Sunday, April 10, 2011

Bio-Fuels Impact World Food Prices

Over the past few years there have been some said that bio-fuels would unnecessarily cause the price of food to skyrocket as demand for the food (grains, corn, others) would outstrip supplies (law of supply and demand). As part of this law of unintended consequences would most impact the third world as increasing cost of food would create food shortages and starvation.  Well, it seems that these predictions are starting to become true.

The NY Times has a very detailed article on the impact of increased demand on food for fuel production has had on the cost and availability of food for its primary purpose, and that is to feed people.

In places like Africa and Thailand, where there are many, many impoverished people, decreasing supplies for food is causing starvation issues.  China is currently purchasing nearly the entire cassava root crop which is used for as an important ingredient in everything from tapioca pudding and ice cream to paper and animal feed. (Source: NY Times).


The increase use of food crops for bio-fuels is also having third and fourth level effects beyond the increase of cost for corn and bread.  Transportation costs are also rising as is the cost of beef due to the increased cost cattle feed. In the US alone, corn has gone up over 70% due to increased demand, and that is after a record harvest which usually depresses prices.

Beyond the impact on food prices, bio-fuels are proving to be very hard on the environment, but that is another post for another day.

The US has long been know as the breadbasket of the world, supplying many third world countries with cheap (gov’t subsidized) imports from the US. While this might have created artificially low prices for basic foods (corn, grain, soybeans), it did keep hunger somewhat at bay in many places around the world.  Now we are no longer a reliable exporter of food, diverting much of what would be shipped overseas into the bio-fuels program.  This shortage has created a significant jump in the cost of food all over the world.

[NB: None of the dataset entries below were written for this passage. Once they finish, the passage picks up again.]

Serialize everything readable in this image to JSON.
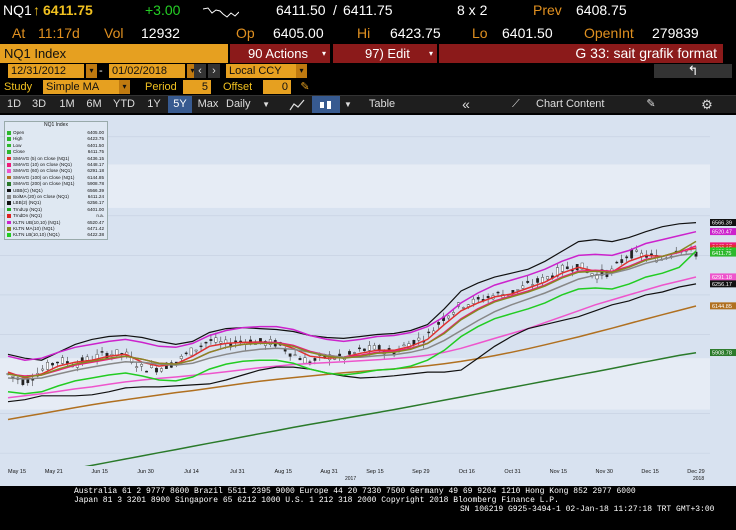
{
  "quote": {
    "ticker": "NQ1",
    "last": "6411.75",
    "change": "+3.00",
    "bid_ask": "6411.50",
    "bid_ask_sep": "/",
    "ask": "6411.75",
    "size": "8 x 2",
    "prev_label": "Prev",
    "prev": "6408.75",
    "at_label": "At",
    "time": "11:17d",
    "vol_label": "Vol",
    "vol": "12932",
    "op_label": "Op",
    "op": "6405.00",
    "hi_label": "Hi",
    "hi": "6423.75",
    "lo_label": "Lo",
    "lo": "6401.50",
    "oi_label": "OpenInt",
    "oi": "279839"
  },
  "titlebar": {
    "security": "NQ1 Index",
    "actions": "90 Actions",
    "edit": "97) Edit",
    "page": "G 33: sait grafik format"
  },
  "datebar": {
    "start": "12/31/2012",
    "end": "01/02/2018",
    "currency": "Local CCY"
  },
  "studybar": {
    "study_label": "Study",
    "study": "Simple MA",
    "period_label": "Period",
    "period": "5",
    "offset_label": "Offset",
    "offset": "0"
  },
  "toolbar": {
    "ranges": [
      "1D",
      "3D",
      "1M",
      "6M",
      "YTD",
      "1Y",
      "5Y",
      "Max"
    ],
    "selected": "5Y",
    "interval": "Daily",
    "table": "Table",
    "chart_content": "Chart Content",
    "back": "«"
  },
  "legend": {
    "title": "NQ1 Index",
    "items": [
      {
        "name": "Open",
        "value": "6405.00",
        "color": "#2db82d"
      },
      {
        "name": "High",
        "value": "6423.75",
        "color": "#2db82d"
      },
      {
        "name": "Low",
        "value": "6401.50",
        "color": "#2db82d"
      },
      {
        "name": "Close",
        "value": "6411.75",
        "color": "#2db82d"
      },
      {
        "name": "SMAVG (5) on Close (NQ1)",
        "value": "6436.15",
        "color": "#e03030"
      },
      {
        "name": "SMAVG (10) on Close (NQ1)",
        "value": "6448.17",
        "color": "#ee1a7a"
      },
      {
        "name": "SMAVG (60) on Close (NQ1)",
        "value": "6291.18",
        "color": "#ee55cc"
      },
      {
        "name": "SMAVG (100) on Close (NQ1)",
        "value": "6144.85",
        "color": "#b07020"
      },
      {
        "name": "SMAVG (200) on Close (NQ1)",
        "value": "5908.78",
        "color": "#2a7a2a"
      },
      {
        "name": "UBB(C) (NQ1)",
        "value": "6566.39",
        "color": "#111111"
      },
      {
        "name": "BolMA (20) on Close (NQ1)",
        "value": "6411.24",
        "color": "#888888"
      },
      {
        "name": "LBB(2) (NQ1)",
        "value": "6256.17",
        "color": "#111111"
      },
      {
        "name": "TrndUp (NQ1)",
        "value": "6401.00",
        "color": "#22aa22"
      },
      {
        "name": "TrndDn (NQ1)",
        "value": "n.a.",
        "color": "#dd2222"
      },
      {
        "name": "KLTN UB(10,10) (NQ1)",
        "value": "6520.47",
        "color": "#cc22cc"
      },
      {
        "name": "KLTN MA(10) (NQ1)",
        "value": "6471.42",
        "color": "#888822"
      },
      {
        "name": "KLTN LB(10,10) (NQ1)",
        "value": "6422.38",
        "color": "#22cc22"
      }
    ]
  },
  "chart_data": {
    "type": "line",
    "title": "NQ1 Index",
    "x_ticks": [
      "May 15",
      "May 21",
      "Jun 15",
      "Jun 30",
      "Jul 14",
      "Jul 31",
      "Aug 15",
      "Aug 31",
      "Sep 15",
      "Sep 29",
      "Oct 16",
      "Oct 31",
      "Nov 15",
      "Nov 30",
      "Dec 15",
      "Dec 29"
    ],
    "x_years": [
      "2017",
      "2018"
    ],
    "y_ticks": [
      5400,
      5600,
      5800,
      6000,
      6200,
      6400,
      6600,
      6800,
      7000
    ],
    "ylim": [
      5350,
      7100
    ],
    "y_tags": [
      {
        "value": "6566.39",
        "color": "#111111"
      },
      {
        "value": "6520.47",
        "color": "#cc22cc"
      },
      {
        "value": "6448.17",
        "color": "#ee1a7a"
      },
      {
        "value": "6436.15",
        "color": "#e03030"
      },
      {
        "value": "6422.38",
        "color": "#22cc22"
      },
      {
        "value": "6411.75",
        "color": "#2db82d"
      },
      {
        "value": "6291.18",
        "color": "#ee55cc"
      },
      {
        "value": "6256.17",
        "color": "#111111"
      },
      {
        "value": "6144.85",
        "color": "#b07020"
      },
      {
        "value": "5908.78",
        "color": "#2a7a2a"
      }
    ],
    "series": [
      {
        "name": "Close",
        "color": "#2db82d",
        "values": [
          5800,
          5760,
          5820,
          5870,
          5850,
          5880,
          5905,
          5900,
          5830,
          5830,
          5860,
          5920,
          5970,
          5950,
          5970,
          5960,
          5955,
          5900,
          5860,
          5890,
          5880,
          5920,
          5930,
          5910,
          5960,
          5990,
          6090,
          6150,
          6170,
          6200,
          6210,
          6250,
          6280,
          6330,
          6350,
          6300,
          6320,
          6410,
          6400,
          6380,
          6440,
          6411
        ]
      },
      {
        "name": "SMAVG (5) on Close (NQ1)",
        "color": "#e03030",
        "values": [
          5810,
          5780,
          5800,
          5840,
          5860,
          5870,
          5890,
          5900,
          5860,
          5840,
          5850,
          5890,
          5940,
          5955,
          5960,
          5962,
          5958,
          5930,
          5890,
          5880,
          5885,
          5905,
          5920,
          5920,
          5940,
          5975,
          6050,
          6120,
          6160,
          6190,
          6205,
          6235,
          6265,
          6310,
          6340,
          6320,
          6315,
          6370,
          6400,
          6395,
          6420,
          6436
        ]
      },
      {
        "name": "SMAVG (10) on Close (NQ1)",
        "color": "#ee1a7a",
        "values": [
          5800,
          5790,
          5795,
          5820,
          5845,
          5860,
          5875,
          5890,
          5875,
          5855,
          5850,
          5870,
          5910,
          5935,
          5950,
          5958,
          5960,
          5945,
          5915,
          5895,
          5885,
          5895,
          5910,
          5915,
          5930,
          5955,
          6010,
          6080,
          6130,
          6170,
          6195,
          6220,
          6250,
          6290,
          6320,
          6325,
          6320,
          6345,
          6380,
          6395,
          6415,
          6448
        ]
      },
      {
        "name": "SMAVG (60) on Close (NQ1)",
        "color": "#ee55cc",
        "values": [
          5680,
          5690,
          5700,
          5712,
          5725,
          5735,
          5748,
          5760,
          5770,
          5778,
          5785,
          5793,
          5802,
          5812,
          5822,
          5832,
          5840,
          5848,
          5853,
          5858,
          5862,
          5867,
          5872,
          5878,
          5885,
          5895,
          5910,
          5930,
          5955,
          5980,
          6005,
          6030,
          6060,
          6090,
          6120,
          6150,
          6175,
          6200,
          6225,
          6250,
          6270,
          6291
        ]
      },
      {
        "name": "SMAVG (100) on Close (NQ1)",
        "color": "#b07020",
        "values": [
          5570,
          5585,
          5600,
          5615,
          5630,
          5645,
          5658,
          5670,
          5682,
          5694,
          5706,
          5716,
          5728,
          5740,
          5752,
          5763,
          5773,
          5782,
          5790,
          5798,
          5806,
          5813,
          5820,
          5826,
          5833,
          5842,
          5852,
          5864,
          5878,
          5893,
          5910,
          5928,
          5948,
          5968,
          5988,
          6010,
          6032,
          6055,
          6078,
          6100,
          6122,
          6144
        ]
      },
      {
        "name": "SMAVG (200) on Close (NQ1)",
        "color": "#2a7a2a",
        "values": [
          5260,
          5275,
          5290,
          5306,
          5322,
          5338,
          5354,
          5370,
          5386,
          5402,
          5418,
          5434,
          5450,
          5466,
          5482,
          5498,
          5514,
          5530,
          5545,
          5560,
          5575,
          5590,
          5605,
          5620,
          5636,
          5652,
          5668,
          5684,
          5700,
          5716,
          5732,
          5748,
          5764,
          5780,
          5796,
          5812,
          5828,
          5845,
          5862,
          5878,
          5894,
          5908
        ]
      },
      {
        "name": "UBB(C) (NQ1)",
        "color": "#111111",
        "values": [
          5900,
          5880,
          5870,
          5910,
          5950,
          5975,
          5990,
          5995,
          5985,
          5965,
          5950,
          5965,
          6010,
          6030,
          6035,
          6030,
          6025,
          6015,
          5995,
          5985,
          5980,
          5990,
          6000,
          6005,
          6020,
          6050,
          6130,
          6220,
          6260,
          6290,
          6310,
          6330,
          6370,
          6420,
          6470,
          6480,
          6470,
          6490,
          6520,
          6545,
          6560,
          6566
        ]
      },
      {
        "name": "BolMA (20) on Close (NQ1)",
        "color": "#888888",
        "values": [
          5780,
          5775,
          5780,
          5800,
          5820,
          5835,
          5850,
          5862,
          5860,
          5850,
          5845,
          5855,
          5880,
          5900,
          5915,
          5925,
          5930,
          5925,
          5910,
          5895,
          5885,
          5885,
          5892,
          5898,
          5910,
          5930,
          5970,
          6020,
          6070,
          6115,
          6150,
          6180,
          6210,
          6245,
          6280,
          6300,
          6310,
          6330,
          6360,
          6380,
          6400,
          6411
        ]
      },
      {
        "name": "LBB(2) (NQ1)",
        "color": "#111111",
        "values": [
          5660,
          5670,
          5690,
          5690,
          5690,
          5695,
          5710,
          5730,
          5735,
          5735,
          5740,
          5745,
          5750,
          5770,
          5795,
          5820,
          5835,
          5835,
          5825,
          5805,
          5790,
          5780,
          5784,
          5791,
          5800,
          5810,
          5810,
          5820,
          5880,
          5940,
          5990,
          6030,
          6050,
          6070,
          6090,
          6120,
          6150,
          6170,
          6200,
          6215,
          6240,
          6256
        ]
      },
      {
        "name": "KLTN UB(10,10) (NQ1)",
        "color": "#cc22cc",
        "values": [
          5890,
          5870,
          5880,
          5910,
          5935,
          5950,
          5965,
          5975,
          5960,
          5940,
          5935,
          5955,
          5995,
          6020,
          6035,
          6040,
          6040,
          6025,
          5995,
          5975,
          5965,
          5975,
          5990,
          5995,
          6010,
          6040,
          6090,
          6160,
          6210,
          6250,
          6275,
          6300,
          6330,
          6370,
          6400,
          6405,
          6400,
          6425,
          6460,
          6480,
          6500,
          6520
        ]
      },
      {
        "name": "KLTN MA(10) (NQ1)",
        "color": "#888822",
        "values": [
          5800,
          5785,
          5795,
          5825,
          5850,
          5865,
          5880,
          5890,
          5875,
          5855,
          5850,
          5870,
          5910,
          5935,
          5950,
          5955,
          5955,
          5940,
          5910,
          5890,
          5880,
          5890,
          5905,
          5910,
          5925,
          5955,
          6005,
          6075,
          6125,
          6165,
          6190,
          6215,
          6245,
          6285,
          6315,
          6320,
          6315,
          6340,
          6375,
          6395,
          6420,
          6471
        ]
      },
      {
        "name": "KLTN LB(10,10) (NQ1)",
        "color": "#22cc22",
        "values": [
          5710,
          5700,
          5710,
          5740,
          5765,
          5780,
          5795,
          5805,
          5790,
          5770,
          5765,
          5785,
          5825,
          5850,
          5865,
          5870,
          5870,
          5855,
          5825,
          5805,
          5795,
          5805,
          5820,
          5825,
          5840,
          5870,
          5920,
          5990,
          6040,
          6080,
          6105,
          6130,
          6160,
          6200,
          6230,
          6235,
          6230,
          6255,
          6290,
          6310,
          6340,
          6422
        ]
      }
    ]
  },
  "footer": {
    "line1": "Australia 61 2 9777 8600 Brazil 5511 2395 9000 Europe 44 20 7330 7500 Germany 49 69 9204 1210 Hong Kong 852 2977 6000",
    "line2": "Japan 81 3 3201 8900       Singapore 65 6212 1000      U.S. 1 212 318 2000           Copyright 2018 Bloomberg Finance L.P.",
    "line3": "SN 106219 G925-3494-1 02-Jan-18 11:27:18 TRT  GMT+3:00"
  },
  "colors": {
    "chart_bg": "#d8e2f0",
    "orange": "#e6a020",
    "banner_red": "#8b1a1a",
    "selected": "#375a90"
  }
}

The rapid increase in grain and oilseed prices due to bio-fuel expansion has been a shock to consumers worldwide, especially during 2008 and early 2009. From 2005 to January 2008, the global price of wheat increased 143 percent, corn by 105 percent, rice by 154 percent, sugar by 118 percent, oilseeds by 197 percent.  In 2006-2007, this rate of increase accelerated, according to the US Department of Agriculture, “due to continued demand for bio-fuels and drought in major producing countries.”  The price increases have since moderated, but many believe only temporarily, given tight stocks-to-use ratios. (Source: e360, Yale)

And price increases to the most damage in countries that depend on import to feed their people who have very limited incomes.

It is in poor countries that these price increases pose direct threat to disposable income and food security.  There, the run-up in food prices has been ominous for the more than one billion of the world’s poor who are chronically food-insecure.  Poor families in countries such as Bangladesh can barely support a household on a subsistence basis, and have little if any suplus production to sell, which means they do not benefit from higher prices for corn or wheat.  And poor slum-dwellers in Lagos, Calcutta, Manila, or Mexico City produce no food at all, and spend as much as 90 percent of their meager incomes just to eat. (Source: e360 Yale)

One thing that many people in developed nations tend to forget or overlook is that people in third world countries spend nearly all of their income on foods.  Here in the US, increasing food cost does have an impact, but we have the ability to cut elsewhere. We can trim our entertainment budget by eating out less or fewer movie nights. But when one spends 90% of their income just to eat, there is little room to absorb the increased cost of food.

The questions that arise (at least for me) is this all part of some grand plan or are the folks that put these policies in place just not far-sighted enough to see the cause and effect. There have been reports published that increased bio-fuel production would increase food prices. The folks that insisted bio-fuel production be increased to meet an artificially implemented goal should have taken heed from folks that predicted these consequences, but agenda driven motives are hard to overcome.